Trustees voted six to three to build a new school in Stratford. The three trustees who voted to keep small schools open last month, Edna Reid, Gael MacEachern and Elizabeth Rankin, all voted no, but did not explain why.

If the government approves last night’s board recommendation, it will have a tight schedule to finish the school by September 2010.

But board chair Robert Clow said it can be done.

“We had some schools already constructed … so they do have plans already so that, from what we can see, is that they can utilize those plans.”

The board also voted seven to two to build a new kindergarten-to-Grade 12 school in Souris by 2011. Reid and MacEachern also voted against that motion.

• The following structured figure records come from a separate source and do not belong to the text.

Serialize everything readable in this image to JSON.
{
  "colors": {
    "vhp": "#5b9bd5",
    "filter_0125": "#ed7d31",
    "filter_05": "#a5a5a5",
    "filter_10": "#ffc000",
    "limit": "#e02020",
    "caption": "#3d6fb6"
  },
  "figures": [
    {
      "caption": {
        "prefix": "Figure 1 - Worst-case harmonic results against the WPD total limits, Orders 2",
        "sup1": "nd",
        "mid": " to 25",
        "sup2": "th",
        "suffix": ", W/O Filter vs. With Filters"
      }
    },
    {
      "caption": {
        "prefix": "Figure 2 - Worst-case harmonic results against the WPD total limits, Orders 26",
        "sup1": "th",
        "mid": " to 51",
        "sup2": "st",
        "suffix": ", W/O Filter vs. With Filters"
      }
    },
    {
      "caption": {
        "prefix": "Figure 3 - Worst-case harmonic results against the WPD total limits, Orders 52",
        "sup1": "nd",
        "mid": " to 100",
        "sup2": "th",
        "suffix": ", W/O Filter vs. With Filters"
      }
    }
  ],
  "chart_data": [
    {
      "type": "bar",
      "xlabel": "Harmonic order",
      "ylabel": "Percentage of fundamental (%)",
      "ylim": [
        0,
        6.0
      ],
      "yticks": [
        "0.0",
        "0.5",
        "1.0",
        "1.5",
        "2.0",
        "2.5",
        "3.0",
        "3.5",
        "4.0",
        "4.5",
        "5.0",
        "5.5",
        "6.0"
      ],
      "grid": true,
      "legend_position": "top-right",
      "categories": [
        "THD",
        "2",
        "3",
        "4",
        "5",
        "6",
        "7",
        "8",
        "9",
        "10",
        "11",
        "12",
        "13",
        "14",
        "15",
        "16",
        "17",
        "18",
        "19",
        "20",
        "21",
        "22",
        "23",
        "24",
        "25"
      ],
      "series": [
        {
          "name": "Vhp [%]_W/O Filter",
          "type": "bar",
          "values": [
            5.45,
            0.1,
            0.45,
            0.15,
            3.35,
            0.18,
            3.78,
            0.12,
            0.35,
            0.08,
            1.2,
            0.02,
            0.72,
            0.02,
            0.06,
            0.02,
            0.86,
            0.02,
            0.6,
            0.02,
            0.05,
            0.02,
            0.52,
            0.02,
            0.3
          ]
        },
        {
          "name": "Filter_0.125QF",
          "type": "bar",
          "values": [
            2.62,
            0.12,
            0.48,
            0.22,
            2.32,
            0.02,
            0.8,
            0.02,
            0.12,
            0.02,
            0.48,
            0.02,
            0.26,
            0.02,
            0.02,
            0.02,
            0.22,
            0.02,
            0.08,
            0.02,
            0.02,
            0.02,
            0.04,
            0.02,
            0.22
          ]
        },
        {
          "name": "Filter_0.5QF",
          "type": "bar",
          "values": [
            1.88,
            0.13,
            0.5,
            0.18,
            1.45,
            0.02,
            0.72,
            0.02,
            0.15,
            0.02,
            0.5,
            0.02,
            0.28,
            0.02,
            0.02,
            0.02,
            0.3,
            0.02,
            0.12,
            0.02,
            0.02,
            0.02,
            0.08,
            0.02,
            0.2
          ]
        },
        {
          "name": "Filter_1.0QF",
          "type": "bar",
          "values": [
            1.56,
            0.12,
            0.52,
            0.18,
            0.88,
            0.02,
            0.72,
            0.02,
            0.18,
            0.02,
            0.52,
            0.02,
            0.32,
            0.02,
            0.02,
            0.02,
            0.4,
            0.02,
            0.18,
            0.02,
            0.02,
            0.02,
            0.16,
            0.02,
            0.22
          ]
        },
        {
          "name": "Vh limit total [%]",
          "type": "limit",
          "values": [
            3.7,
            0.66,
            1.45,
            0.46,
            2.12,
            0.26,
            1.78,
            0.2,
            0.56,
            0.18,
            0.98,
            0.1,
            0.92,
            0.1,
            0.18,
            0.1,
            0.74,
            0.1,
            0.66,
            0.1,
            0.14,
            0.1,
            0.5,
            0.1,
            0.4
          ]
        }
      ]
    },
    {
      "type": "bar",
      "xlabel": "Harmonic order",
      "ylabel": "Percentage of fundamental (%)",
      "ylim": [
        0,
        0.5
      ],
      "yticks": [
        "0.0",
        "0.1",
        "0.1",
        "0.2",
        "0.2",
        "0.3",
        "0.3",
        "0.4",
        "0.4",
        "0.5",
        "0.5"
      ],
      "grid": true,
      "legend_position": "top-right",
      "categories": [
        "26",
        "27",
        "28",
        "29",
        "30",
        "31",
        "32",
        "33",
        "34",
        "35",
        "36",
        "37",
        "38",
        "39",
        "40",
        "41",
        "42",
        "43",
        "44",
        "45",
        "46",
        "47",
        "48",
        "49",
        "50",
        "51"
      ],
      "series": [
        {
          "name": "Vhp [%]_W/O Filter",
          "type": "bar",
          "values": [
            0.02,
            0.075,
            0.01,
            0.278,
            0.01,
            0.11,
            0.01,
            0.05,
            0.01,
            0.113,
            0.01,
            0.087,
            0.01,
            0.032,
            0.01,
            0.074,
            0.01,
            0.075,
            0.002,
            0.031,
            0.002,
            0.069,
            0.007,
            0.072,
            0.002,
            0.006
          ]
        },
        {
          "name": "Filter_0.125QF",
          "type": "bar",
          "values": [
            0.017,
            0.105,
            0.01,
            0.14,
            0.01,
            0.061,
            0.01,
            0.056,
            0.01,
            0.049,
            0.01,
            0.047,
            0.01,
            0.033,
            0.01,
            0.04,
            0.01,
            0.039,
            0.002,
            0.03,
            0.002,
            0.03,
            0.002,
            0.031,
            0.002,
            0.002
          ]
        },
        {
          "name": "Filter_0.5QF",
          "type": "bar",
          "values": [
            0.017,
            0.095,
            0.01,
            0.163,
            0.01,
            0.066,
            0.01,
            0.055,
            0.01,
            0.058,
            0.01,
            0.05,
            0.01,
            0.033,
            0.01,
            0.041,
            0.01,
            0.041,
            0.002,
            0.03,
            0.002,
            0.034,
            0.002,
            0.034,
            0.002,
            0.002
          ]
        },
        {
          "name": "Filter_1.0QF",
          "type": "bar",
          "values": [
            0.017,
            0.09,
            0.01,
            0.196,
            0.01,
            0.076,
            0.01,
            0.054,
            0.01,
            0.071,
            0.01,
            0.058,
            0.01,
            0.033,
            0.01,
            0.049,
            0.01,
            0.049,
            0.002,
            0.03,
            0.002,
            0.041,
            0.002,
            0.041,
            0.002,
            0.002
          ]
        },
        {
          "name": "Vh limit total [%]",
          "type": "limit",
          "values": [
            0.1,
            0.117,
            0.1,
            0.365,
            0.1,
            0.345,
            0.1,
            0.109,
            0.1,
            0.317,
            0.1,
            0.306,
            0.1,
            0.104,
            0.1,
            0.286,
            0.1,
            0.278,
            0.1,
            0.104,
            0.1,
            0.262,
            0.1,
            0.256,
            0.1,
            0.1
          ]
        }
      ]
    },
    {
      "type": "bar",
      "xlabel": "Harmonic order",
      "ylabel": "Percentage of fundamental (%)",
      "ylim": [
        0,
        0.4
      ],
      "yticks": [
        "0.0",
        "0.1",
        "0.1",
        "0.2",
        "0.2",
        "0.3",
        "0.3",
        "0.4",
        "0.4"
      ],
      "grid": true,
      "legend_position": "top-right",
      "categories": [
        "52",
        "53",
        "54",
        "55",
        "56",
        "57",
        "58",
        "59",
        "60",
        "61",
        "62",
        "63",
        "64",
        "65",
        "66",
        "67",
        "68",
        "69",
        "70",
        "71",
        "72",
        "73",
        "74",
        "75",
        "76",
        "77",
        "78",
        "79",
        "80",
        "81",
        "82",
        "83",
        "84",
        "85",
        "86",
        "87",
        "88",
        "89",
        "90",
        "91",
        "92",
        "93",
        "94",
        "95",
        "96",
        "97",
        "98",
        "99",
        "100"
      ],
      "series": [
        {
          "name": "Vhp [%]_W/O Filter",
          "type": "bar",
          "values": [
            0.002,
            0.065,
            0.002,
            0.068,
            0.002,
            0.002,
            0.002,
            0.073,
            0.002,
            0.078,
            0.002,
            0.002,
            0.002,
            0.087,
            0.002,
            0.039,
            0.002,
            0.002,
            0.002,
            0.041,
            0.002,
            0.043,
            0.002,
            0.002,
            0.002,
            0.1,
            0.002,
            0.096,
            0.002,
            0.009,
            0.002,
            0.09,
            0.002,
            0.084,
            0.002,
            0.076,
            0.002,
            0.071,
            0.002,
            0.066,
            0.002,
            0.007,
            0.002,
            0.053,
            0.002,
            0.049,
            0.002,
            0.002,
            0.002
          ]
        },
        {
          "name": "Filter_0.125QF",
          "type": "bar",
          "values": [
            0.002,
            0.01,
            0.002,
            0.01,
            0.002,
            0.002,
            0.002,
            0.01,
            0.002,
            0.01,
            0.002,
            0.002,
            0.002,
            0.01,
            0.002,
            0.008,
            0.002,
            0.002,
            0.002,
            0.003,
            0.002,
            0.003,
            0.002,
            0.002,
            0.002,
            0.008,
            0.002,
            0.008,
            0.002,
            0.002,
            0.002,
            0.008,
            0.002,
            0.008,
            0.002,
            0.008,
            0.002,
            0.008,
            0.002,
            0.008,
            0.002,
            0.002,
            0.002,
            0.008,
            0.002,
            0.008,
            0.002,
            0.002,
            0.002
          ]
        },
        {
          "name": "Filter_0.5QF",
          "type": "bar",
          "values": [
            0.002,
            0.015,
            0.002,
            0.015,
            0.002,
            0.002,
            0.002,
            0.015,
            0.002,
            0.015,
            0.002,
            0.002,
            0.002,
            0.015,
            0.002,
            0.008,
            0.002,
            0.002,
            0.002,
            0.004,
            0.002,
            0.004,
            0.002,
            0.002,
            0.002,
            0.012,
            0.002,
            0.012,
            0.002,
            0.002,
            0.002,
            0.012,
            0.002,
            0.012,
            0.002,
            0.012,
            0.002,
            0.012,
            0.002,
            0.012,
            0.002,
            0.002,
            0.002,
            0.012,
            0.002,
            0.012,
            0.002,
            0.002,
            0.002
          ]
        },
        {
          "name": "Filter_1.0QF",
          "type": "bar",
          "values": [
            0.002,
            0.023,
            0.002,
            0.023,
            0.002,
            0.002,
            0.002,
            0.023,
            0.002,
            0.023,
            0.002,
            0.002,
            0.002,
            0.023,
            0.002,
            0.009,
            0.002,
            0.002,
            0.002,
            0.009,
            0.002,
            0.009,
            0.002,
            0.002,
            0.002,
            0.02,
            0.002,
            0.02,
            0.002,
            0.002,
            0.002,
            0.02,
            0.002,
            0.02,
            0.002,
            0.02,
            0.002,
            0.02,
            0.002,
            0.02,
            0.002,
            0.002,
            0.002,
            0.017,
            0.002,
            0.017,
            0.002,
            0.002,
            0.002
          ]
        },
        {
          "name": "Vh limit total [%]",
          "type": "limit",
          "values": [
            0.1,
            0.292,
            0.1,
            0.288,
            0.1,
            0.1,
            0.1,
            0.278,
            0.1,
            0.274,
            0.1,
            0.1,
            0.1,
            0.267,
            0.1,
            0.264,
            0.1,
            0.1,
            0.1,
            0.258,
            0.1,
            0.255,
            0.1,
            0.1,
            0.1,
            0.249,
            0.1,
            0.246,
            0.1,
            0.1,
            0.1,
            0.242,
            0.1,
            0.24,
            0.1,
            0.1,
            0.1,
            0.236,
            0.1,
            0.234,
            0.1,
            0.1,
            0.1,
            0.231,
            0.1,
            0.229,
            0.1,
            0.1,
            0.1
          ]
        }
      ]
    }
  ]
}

Anne Miller, the trustee who represents the Souris area, said a lot of parents were concerned about having five-year-olds attending the same school as 17-year-olds.

But Miller said presentations were made about “how the wings would be designed and how children in Grade 2 or children in Grade 12 would not be meeting each other in the hallways.”

Trustees also approved a proposal to expand Westwood Primary School in Cornwall to accommodate 160 extra students. There are currently 400 students enrolled at the school.

The province has to approve all three recommendations.

The recommendation to build the schools was part of a report, released earlier this year, that recommended 11 P.E.I schools be closed.

Last month, trustees voted to recommend to the provincial government that eight of 11 schools suggested for closure be shut down.

Of the three schools spared — Georgetown, Parkdale, St. Jean — one is in a town and two are in Charlottetown, leaving the more rural schools taking the brunt of the school board’s recommendations to government.